Penghargaan tersebut ditetapkan melalui Keputusan Kapolri Nomor: Kep/901/VI/2026 tanggal 22 Juni 2026.

Kapolda Maluku Irjen Dadang Hartanto mengatakan, dengan kepu­tu­san itu, pangkat almarhum dinaik­kan dari Briptu menjadi Brigadir Polisi Anumerta.

Ia mengatakan kenaikan pangkat anumerta, merupakan bentuk peng­hormatan negara atas pengorbanan luar biasa yang ditunjukkan almar­hum.

“Brigpol Anumerta Rishyant Tutu­poho adalah pahlawan kemanusiaan. Ia gugur ketika mempertaruhkan nya­wanya untuk menyelamatkan seorang anak bangsa. Pengorbanan seperti inilah yang menjadi makna sejati pengabdian seorang Bha­yang­kara,” kata Dadang dalam kete­rangan tertulisnya, Selasa (23/6).

Menurutnya, tindakan almarhum mencerminkan nilai kemanusiaan dan pengabdian yang menjadi dasar tugas anggota Polri dalam melayani masyarakat.

“Ia tidak berpikir tentang kesela­ma­tannya sendiri ketika melihat masyarakat membutuhkan pertolo­ngan. Keberanian dan ketulusan seperti ini merupakan teladan bagi seluruh anggota Polri,” ujarnya.

Sebagai bentuk penghormatan terakhir, Kapolda Maluku bersama Ketua Bhayangkari Daerah Maluku mendatangi rumah duka almarhum di kawasan Kebun Cengkeh, Desa Batu Merah, Kecamatan Sirimau, Kota Ambon.

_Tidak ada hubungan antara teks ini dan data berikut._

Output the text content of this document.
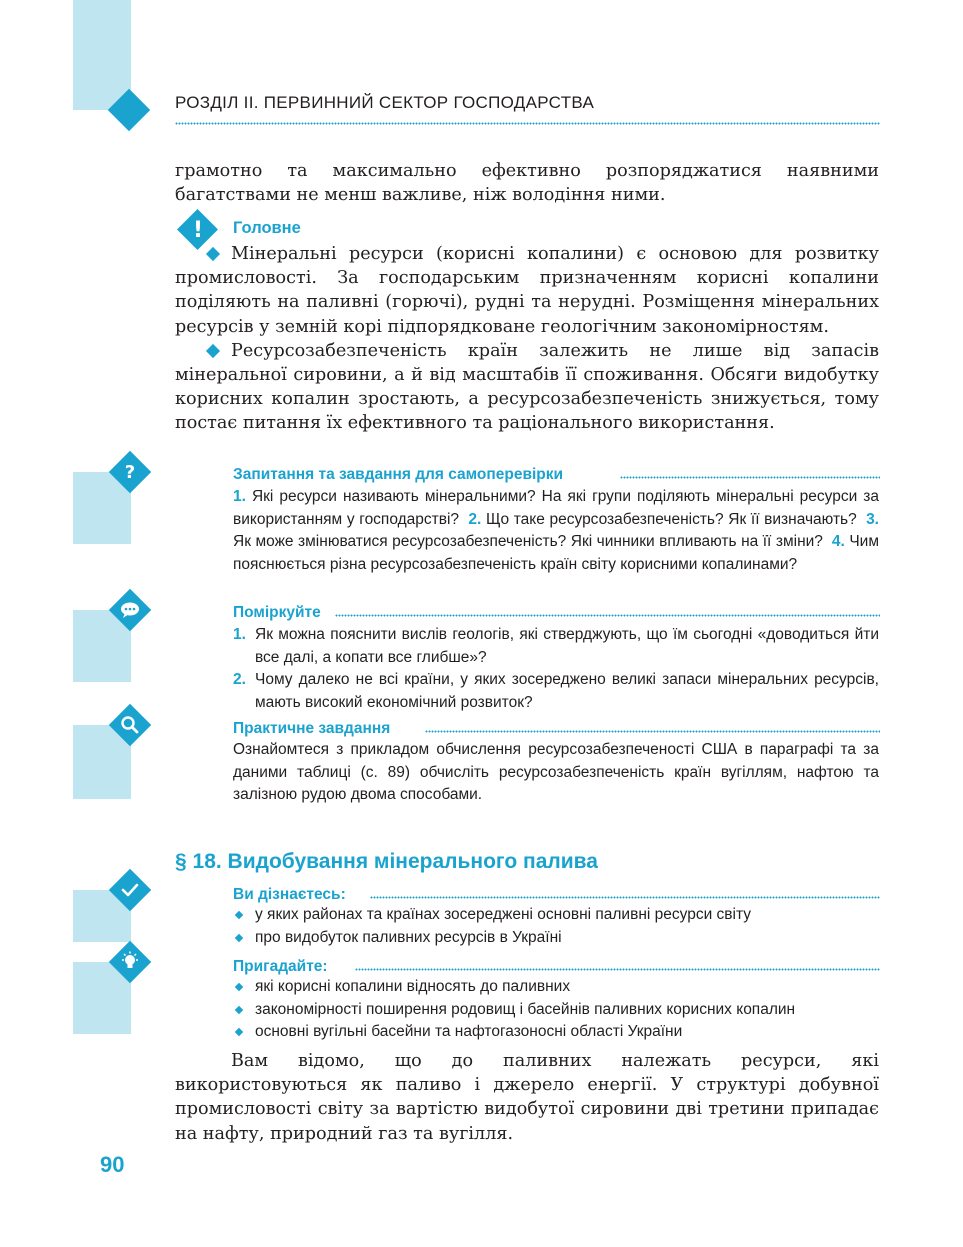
РОЗДІЛ ІІ. ПЕРВИННИЙ СЕКТОР ГОСПОДАРСТВА

грамотно та максимально ефективно розпоряджатися наявними багатствами не менш важливе, ніж володіння ними.

!	Головне

Мінеральні ресурси (корисні копалини) є основою для розвитку промисловості. За господарським призначенням корисні копалини поділяють на паливні (горючі), рудні та нерудні. Розміщення мінеральних ресурсів у земній корі підпорядковане геологічним закономірностям.

Ресурсозабезпеченість країн залежить не лише від запасів мінеральної сировини, а й від масштабів її споживання. Обсяги видобутку корисних копалин зростають, а ресурсозабезпеченість знижується, тому постає питання їх ефективного та раціонального використання.

?	Запитання та завдання для самоперевірки
1. Які ресурси називають мінеральними? На які групи поділяють мінеральні ресурси за використанням у господарстві? 2. Що таке ресурсозабезпеченість? Як її визначають? 3. Як може змінюватися ресурсозабезпеченість? Які чинники впливають на її зміни? 4. Чим пояснюється різна ресурсозабезпеченість країн світу корисними копалинами?
Поміркуйте
1. Як можна пояснити вислів геологів, які стверджують, що їм сьогодні «доводиться йти все далі, а копати все глибше»?
2. Чому далеко не всі країни, у яких зосереджено великі запаси мінеральних ресурсів, мають високий економічний розвиток?
Практичне завдання
Ознайомтеся з прикладом обчислення ресурсозабезпеченості США в параграфі та за даними таблиці (с. 89) обчисліть ресурсозабезпеченість країн вугіллям, нафтою та залізною рудою двома способами.
§ 18. Видобування мінерального палива
Ви дізнаєтесь:
у яких районах та країнах зосереджені основні паливні ресурси світу
про видобуток паливних ресурсів в Україні
Пригадайте:
які корисні копалини відносять до паливних
закономірності поширення родовищ і басейнів паливних корисних копалин
основні вугільні басейни та нафтогазоносні області України

Вам відомо, що до паливних належать ресурси, які використовуються як паливо і джерело енергії. У структурі добувної промисловості світу за вартістю видобутої сировини дві третини припадає на нафту, природний газ та вугілля.

90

Dalam kesempatan tersebut, Dadang menyampaikan belasung­kawa kepada keluarga dan mene­gaskan Polri kehilangan salah satu putra terbaiknya.

Sementara itu, Kabid Humas Polda Maluku Kombes Rositah Uma­sugi menyebut keputusan Ka­polri memberikan kenaikan pangkat luar biasa anumerta merupakan bentuk penghargaan negara terha­dap dedikasi dan keberanian almar­hum.

“Pengorbanan almarhum menun­jukkan bahwa tugas kemanusiaan merupakan bagian yang tidak terpi­sahkan dari pengabdian anggota Polri kepada masyarakat,” kata Rositah.

Polda Maluku juga memberikan penghormatan kepada Serda Rangga S. yang turut gugur dalam upaya penyelamatan tersebut.

Ia menyebut pengorbanan kedua aparat negara itu menjadi teladan tentang keberanian, kepedulian dan ketulusan dalam menolong sesama.

Kisah Brigpol Anumerta Rishyant Tutupoho dan Serda Rangga S. men­jadi pengingat bahwa pengab­dian kepada masyarakat tidak hanya hadir dalam tugas kedinasan, tetapi juga dalam panggilan kemanusiaan yang menuntut keberanian dan pengorbanan.

Untuk diketahui, Brigpol Anu­merta Rishyant Tutupoho mening­gal dunia saat melakukan aksi penyelamatan terhadap korban Opy Hanubun (16) yang merupakan seorang pelajar.

Korban terseret arus laut di kawasan wisata Pantai Nirun Lear Ngursoin, Kecamatan Kei Kecil Selatan, Kota Tual, Minggu (21/6) sekitar pukul 14.40 WIT.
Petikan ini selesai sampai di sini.